Crude oil is a global commodity and the price is based not on worldwide demand and supply, but on political policy in the most unstable part of the world and from manipulation by the nationalized oil companies of OPEC, he said.
That’s why it’s important to diversify the nation’s transportation fuel portfolio so that it’s more in line with the electricity market, which is relatively stable and affordable because of numerous energy sources, Jobe said.
“Even if America becomes 100 percent self-sufficient on petroleum, we’d still be exposed to worldwide fluctuations,” he said. “There has to be a mix if we want stability. Our goal is to make transportation fuel like our power generation fuels. Wind, solar ... nobody’s going to war over those.”

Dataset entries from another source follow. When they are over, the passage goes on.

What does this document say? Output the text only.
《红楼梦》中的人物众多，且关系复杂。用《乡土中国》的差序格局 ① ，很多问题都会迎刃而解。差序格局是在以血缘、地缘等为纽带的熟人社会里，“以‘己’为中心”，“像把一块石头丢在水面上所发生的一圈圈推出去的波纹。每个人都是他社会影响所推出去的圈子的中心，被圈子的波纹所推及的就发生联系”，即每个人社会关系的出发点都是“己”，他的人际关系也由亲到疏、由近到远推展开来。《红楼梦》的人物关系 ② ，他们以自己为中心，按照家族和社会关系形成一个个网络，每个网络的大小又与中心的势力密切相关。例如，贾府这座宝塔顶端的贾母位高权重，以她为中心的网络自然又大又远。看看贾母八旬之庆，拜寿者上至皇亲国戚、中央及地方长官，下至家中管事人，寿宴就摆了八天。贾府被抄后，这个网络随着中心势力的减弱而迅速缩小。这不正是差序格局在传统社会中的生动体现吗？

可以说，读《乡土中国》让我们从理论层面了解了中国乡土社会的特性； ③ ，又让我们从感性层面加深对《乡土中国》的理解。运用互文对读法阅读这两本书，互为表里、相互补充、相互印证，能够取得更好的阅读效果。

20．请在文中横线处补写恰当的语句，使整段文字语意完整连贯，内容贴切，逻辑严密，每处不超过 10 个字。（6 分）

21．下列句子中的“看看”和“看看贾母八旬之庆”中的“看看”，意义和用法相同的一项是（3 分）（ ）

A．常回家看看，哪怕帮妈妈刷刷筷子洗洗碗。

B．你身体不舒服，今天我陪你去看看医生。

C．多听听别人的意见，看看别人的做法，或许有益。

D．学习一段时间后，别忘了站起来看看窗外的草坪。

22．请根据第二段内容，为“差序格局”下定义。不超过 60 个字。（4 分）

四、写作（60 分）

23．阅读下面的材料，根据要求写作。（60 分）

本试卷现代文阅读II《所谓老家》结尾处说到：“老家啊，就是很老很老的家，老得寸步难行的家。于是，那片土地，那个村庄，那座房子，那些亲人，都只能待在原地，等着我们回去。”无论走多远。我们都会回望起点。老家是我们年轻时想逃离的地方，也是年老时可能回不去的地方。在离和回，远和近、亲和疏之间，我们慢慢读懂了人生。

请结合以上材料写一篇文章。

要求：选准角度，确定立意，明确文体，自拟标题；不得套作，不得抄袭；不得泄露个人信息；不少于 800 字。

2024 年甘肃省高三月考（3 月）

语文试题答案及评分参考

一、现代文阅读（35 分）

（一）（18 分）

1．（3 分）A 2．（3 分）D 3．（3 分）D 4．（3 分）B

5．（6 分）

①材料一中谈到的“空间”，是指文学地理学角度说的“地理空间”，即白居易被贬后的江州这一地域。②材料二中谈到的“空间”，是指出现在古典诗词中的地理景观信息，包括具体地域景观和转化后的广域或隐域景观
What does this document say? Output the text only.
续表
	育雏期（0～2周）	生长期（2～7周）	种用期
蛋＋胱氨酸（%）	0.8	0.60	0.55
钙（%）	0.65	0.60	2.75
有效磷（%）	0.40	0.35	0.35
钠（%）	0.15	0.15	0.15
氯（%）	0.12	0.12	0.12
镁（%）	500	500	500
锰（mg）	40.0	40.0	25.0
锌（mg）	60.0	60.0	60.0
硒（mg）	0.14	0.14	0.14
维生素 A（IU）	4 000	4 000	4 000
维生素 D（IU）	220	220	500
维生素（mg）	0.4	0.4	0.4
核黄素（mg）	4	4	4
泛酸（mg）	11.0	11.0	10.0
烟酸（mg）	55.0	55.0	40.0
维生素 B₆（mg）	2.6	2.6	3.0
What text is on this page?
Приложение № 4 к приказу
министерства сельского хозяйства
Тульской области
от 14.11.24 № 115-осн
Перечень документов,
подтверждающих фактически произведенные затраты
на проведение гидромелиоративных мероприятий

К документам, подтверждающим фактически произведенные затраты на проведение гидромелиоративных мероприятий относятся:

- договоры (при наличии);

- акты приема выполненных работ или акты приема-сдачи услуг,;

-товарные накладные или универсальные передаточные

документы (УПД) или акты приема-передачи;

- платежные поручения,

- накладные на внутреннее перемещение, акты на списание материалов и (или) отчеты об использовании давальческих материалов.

Vilsack said the U.S. Department of Agriculture is helping to expand markets for biodiesel, which is a blend of fuel made from recycled cooking oil, soybean oil and other agricultural products.
The department invested more than $500 million with the U.S. Navy and Department of Energy to develop advanced biofuels for military ships and aircraft. The Navy’s “Great Green Fleet” conducted operations off the coast of Hawaii using advanced marine and aviation biofuels. “Understand the importance of this industry to the defense department. If we have to buy oil from other sources, we have to defend that source,” Vilsack said.
USDA also invested more than $320 million to accelerate research and development of advanced biofuels. It supported more than 200 refiners looking to produce biofuels, including Fulcrum Sierra Biofuels in Nevada to convert municipal waste into energy.